The first successful artificial silks were developed in the 1890s of cellulose fiber and marketed as art silk or viscose, a trade name for a specific manufacturer.

In the 1910s and 1920s, several manufacturers of viscose competed in Europe and the United States to produce what was frequently called artificial silk. In 1924, the name of the fiber was officially changed in the U.S. to Rayon, although the term viscose continued to be used in Europe. The material is commonly referred to in the industry as viscose rayon.

In 1931, Henry Ford hired chemists Robert Boyer and Frank Calvert to produce artificial silk made with soybean fibers. They succeeded in making a textile fiber of spun soy protein fibers, hardened or tanned in a formaldehyde bath, which was given the name Azlon. It was usable for making suits, felt hats, and overcoats. Though pilot production of Azlon reached 5000 lb per day in 1940, it never reached the commercial market; DuPont's nylon became the most important artificial silk.

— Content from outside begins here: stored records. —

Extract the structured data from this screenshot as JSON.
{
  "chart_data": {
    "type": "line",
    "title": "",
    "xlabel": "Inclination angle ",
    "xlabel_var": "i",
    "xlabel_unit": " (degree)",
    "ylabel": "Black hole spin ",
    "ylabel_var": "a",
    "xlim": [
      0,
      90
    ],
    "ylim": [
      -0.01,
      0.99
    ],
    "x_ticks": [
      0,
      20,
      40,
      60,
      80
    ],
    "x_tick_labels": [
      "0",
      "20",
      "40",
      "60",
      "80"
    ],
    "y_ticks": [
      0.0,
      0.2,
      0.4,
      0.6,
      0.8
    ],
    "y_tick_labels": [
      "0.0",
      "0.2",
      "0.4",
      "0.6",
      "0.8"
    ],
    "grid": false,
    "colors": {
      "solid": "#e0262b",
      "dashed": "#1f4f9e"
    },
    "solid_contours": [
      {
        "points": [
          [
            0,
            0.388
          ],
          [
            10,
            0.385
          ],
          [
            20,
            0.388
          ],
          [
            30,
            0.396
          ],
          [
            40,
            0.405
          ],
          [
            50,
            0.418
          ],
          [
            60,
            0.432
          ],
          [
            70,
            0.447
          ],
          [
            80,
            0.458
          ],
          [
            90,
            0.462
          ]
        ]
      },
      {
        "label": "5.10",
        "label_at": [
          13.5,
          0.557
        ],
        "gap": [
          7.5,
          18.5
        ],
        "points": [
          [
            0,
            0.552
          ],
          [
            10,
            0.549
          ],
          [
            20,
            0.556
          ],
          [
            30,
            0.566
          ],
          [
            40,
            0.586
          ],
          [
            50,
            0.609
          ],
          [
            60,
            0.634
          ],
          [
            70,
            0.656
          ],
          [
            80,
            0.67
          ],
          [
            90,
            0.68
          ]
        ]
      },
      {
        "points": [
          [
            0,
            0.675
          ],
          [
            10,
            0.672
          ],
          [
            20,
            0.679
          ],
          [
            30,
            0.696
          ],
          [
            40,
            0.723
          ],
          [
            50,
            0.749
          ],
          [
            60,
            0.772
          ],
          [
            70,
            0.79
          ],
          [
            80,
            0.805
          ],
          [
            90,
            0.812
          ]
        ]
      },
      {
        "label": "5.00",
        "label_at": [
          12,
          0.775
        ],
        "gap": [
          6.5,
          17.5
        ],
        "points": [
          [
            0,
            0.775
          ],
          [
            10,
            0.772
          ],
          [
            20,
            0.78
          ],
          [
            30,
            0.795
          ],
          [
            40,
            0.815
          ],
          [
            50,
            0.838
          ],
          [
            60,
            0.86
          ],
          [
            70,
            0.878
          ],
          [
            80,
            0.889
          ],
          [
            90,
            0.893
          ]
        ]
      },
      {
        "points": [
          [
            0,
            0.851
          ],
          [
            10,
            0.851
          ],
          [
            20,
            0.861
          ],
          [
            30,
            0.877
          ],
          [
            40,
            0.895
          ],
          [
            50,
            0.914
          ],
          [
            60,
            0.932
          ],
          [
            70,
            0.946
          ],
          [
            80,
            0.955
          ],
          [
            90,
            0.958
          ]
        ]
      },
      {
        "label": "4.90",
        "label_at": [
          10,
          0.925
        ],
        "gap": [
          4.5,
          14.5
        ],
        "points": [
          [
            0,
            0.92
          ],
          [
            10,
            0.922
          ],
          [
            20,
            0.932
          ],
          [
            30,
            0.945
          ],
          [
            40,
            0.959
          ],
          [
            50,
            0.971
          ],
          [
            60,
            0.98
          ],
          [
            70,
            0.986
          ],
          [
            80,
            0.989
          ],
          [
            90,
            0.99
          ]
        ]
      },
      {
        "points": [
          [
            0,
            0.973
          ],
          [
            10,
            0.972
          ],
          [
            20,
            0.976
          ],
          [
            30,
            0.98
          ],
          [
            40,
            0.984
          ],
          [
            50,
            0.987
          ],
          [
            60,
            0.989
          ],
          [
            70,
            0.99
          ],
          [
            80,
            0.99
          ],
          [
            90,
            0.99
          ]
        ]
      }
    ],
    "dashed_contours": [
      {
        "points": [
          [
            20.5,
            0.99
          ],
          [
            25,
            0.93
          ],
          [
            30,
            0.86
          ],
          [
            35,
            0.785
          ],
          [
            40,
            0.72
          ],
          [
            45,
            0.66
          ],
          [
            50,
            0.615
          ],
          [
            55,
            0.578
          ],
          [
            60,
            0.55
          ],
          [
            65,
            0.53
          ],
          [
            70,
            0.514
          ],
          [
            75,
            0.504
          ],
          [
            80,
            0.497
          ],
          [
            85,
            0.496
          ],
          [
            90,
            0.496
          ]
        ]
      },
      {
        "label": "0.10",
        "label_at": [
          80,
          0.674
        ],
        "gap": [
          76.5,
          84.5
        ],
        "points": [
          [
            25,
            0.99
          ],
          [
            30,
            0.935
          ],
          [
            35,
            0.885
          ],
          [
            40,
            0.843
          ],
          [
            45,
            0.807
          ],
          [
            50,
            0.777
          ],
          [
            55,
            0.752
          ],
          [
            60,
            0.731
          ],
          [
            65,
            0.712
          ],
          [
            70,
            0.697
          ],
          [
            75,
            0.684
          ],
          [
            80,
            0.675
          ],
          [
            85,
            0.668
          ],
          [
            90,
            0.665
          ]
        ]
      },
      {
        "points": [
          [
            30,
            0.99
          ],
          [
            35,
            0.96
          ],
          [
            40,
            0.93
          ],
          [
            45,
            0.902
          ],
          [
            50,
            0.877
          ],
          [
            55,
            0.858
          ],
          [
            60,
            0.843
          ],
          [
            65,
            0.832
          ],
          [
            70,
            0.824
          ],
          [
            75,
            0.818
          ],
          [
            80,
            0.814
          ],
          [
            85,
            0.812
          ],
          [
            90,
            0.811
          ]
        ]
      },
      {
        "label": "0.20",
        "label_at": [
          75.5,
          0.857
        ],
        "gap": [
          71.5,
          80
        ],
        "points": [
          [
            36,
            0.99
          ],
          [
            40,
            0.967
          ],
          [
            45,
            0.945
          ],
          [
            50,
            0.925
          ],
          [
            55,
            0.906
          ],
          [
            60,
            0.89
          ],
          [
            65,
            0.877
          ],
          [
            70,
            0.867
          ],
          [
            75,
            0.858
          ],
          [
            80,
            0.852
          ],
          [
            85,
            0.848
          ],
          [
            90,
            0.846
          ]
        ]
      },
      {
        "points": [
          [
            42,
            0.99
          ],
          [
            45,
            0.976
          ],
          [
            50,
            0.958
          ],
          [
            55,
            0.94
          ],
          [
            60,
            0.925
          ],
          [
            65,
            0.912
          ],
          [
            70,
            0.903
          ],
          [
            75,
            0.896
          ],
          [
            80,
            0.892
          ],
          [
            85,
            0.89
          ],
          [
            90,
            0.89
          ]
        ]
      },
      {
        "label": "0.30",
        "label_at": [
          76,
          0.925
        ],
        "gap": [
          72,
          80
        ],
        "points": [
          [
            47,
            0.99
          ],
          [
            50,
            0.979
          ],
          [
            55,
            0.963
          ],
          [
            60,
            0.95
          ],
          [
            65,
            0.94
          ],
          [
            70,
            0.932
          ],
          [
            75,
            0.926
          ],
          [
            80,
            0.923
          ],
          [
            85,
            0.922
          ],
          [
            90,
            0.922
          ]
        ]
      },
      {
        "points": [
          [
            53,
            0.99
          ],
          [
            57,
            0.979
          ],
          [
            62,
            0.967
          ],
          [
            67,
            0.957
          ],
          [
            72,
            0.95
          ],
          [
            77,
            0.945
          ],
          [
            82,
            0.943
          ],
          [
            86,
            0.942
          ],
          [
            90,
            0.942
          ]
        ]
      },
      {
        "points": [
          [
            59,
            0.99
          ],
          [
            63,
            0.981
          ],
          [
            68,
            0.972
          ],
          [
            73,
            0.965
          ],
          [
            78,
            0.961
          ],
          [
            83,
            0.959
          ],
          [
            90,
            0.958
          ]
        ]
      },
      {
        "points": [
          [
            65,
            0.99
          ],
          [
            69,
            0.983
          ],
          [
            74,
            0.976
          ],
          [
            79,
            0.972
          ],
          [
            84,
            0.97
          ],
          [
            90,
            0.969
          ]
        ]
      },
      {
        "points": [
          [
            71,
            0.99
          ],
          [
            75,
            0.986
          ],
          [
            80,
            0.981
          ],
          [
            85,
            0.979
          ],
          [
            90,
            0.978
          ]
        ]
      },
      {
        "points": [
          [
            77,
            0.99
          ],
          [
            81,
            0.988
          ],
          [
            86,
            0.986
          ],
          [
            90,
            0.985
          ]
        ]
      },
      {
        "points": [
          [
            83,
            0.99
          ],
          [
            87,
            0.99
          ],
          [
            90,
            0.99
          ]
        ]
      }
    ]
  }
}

Although not sold under the name art silk initially, nylon, the first synthetic fiber, was developed in the United States in the late 1930s and was used as a replacement for Japanese silk during World War II. Its properties are far superior to rayon and silk when wet, and so it was used for many military applications, such as parachutes. Although nylon is not a good substitute for silk fabric in appearance, it is a successful functional alternative. DuPont's original plans for nylon to become a cheaper and superior replacement for silk stockings were soon realized, then redirected for military use just two years later during World War II. Nylon became a prominent industrial fiber in a short time frame, permanently replacing silk in many applications.

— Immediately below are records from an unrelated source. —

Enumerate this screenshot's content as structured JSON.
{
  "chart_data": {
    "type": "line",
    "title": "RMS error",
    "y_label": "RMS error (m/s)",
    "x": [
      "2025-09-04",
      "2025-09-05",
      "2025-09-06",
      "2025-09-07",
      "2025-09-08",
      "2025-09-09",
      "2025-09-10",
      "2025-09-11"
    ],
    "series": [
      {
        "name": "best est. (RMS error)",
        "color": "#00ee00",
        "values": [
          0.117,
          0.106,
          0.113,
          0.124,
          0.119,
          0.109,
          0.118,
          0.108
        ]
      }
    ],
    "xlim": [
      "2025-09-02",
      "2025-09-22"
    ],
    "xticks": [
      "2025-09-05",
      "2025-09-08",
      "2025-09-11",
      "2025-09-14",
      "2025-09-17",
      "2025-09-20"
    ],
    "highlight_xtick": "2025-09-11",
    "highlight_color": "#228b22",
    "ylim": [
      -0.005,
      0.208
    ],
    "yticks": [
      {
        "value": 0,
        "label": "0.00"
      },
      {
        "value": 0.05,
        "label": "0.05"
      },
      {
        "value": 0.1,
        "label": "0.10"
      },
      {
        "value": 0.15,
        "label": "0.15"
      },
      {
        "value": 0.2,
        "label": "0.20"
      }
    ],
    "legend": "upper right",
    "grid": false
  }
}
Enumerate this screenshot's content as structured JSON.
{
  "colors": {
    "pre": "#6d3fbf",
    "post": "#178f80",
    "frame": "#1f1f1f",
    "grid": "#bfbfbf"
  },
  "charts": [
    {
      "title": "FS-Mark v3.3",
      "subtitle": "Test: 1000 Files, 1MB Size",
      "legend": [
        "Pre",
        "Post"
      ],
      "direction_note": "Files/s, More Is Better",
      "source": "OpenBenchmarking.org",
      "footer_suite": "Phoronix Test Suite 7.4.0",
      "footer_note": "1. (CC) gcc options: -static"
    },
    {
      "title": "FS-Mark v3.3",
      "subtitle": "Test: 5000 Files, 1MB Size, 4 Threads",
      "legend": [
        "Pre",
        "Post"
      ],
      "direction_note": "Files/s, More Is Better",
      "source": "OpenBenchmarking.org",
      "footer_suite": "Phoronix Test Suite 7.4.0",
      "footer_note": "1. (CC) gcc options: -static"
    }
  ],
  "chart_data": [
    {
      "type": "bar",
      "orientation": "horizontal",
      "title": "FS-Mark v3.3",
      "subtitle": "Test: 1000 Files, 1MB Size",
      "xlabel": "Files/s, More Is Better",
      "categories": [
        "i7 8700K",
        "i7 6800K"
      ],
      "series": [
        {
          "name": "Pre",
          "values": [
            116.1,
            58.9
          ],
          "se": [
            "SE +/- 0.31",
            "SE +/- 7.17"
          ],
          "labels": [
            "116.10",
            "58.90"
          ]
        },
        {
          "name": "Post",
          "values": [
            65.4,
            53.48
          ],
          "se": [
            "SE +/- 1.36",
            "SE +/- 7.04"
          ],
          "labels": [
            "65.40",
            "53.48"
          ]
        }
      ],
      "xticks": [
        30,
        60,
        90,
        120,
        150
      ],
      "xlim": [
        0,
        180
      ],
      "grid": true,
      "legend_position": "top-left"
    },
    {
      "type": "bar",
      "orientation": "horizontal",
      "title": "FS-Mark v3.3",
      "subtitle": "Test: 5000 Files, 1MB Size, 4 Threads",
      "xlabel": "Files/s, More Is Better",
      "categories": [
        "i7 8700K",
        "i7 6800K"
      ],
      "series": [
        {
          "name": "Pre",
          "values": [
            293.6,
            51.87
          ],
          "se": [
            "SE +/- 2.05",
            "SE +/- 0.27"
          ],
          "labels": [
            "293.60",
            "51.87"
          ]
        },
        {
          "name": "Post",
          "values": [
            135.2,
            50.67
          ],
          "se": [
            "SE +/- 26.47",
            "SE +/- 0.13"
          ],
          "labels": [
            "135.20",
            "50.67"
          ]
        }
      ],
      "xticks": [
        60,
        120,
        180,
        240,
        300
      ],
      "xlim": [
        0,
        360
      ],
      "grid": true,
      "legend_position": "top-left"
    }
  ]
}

In the present day, imitation silk may be made with rayon, mercerized cotton, polyester, a blend of these materials, or a blend of rayon and silk.

Despite a generally similar appearance, genuine silk has unique features that are distinguishable from artificial silk. However, in some cases artificial silk can be passed off as real silk to unwary buyers. A number of tests are available to determine a fabric's basic fiber makeup, some of which can be performed prior to purchasing a fabric whose composition is questionable. Tests include rubbing the pile in the hand, burning a small piece of the fringe to smell the ash and smell smoke, and dissolving the pile by performing a chemical test.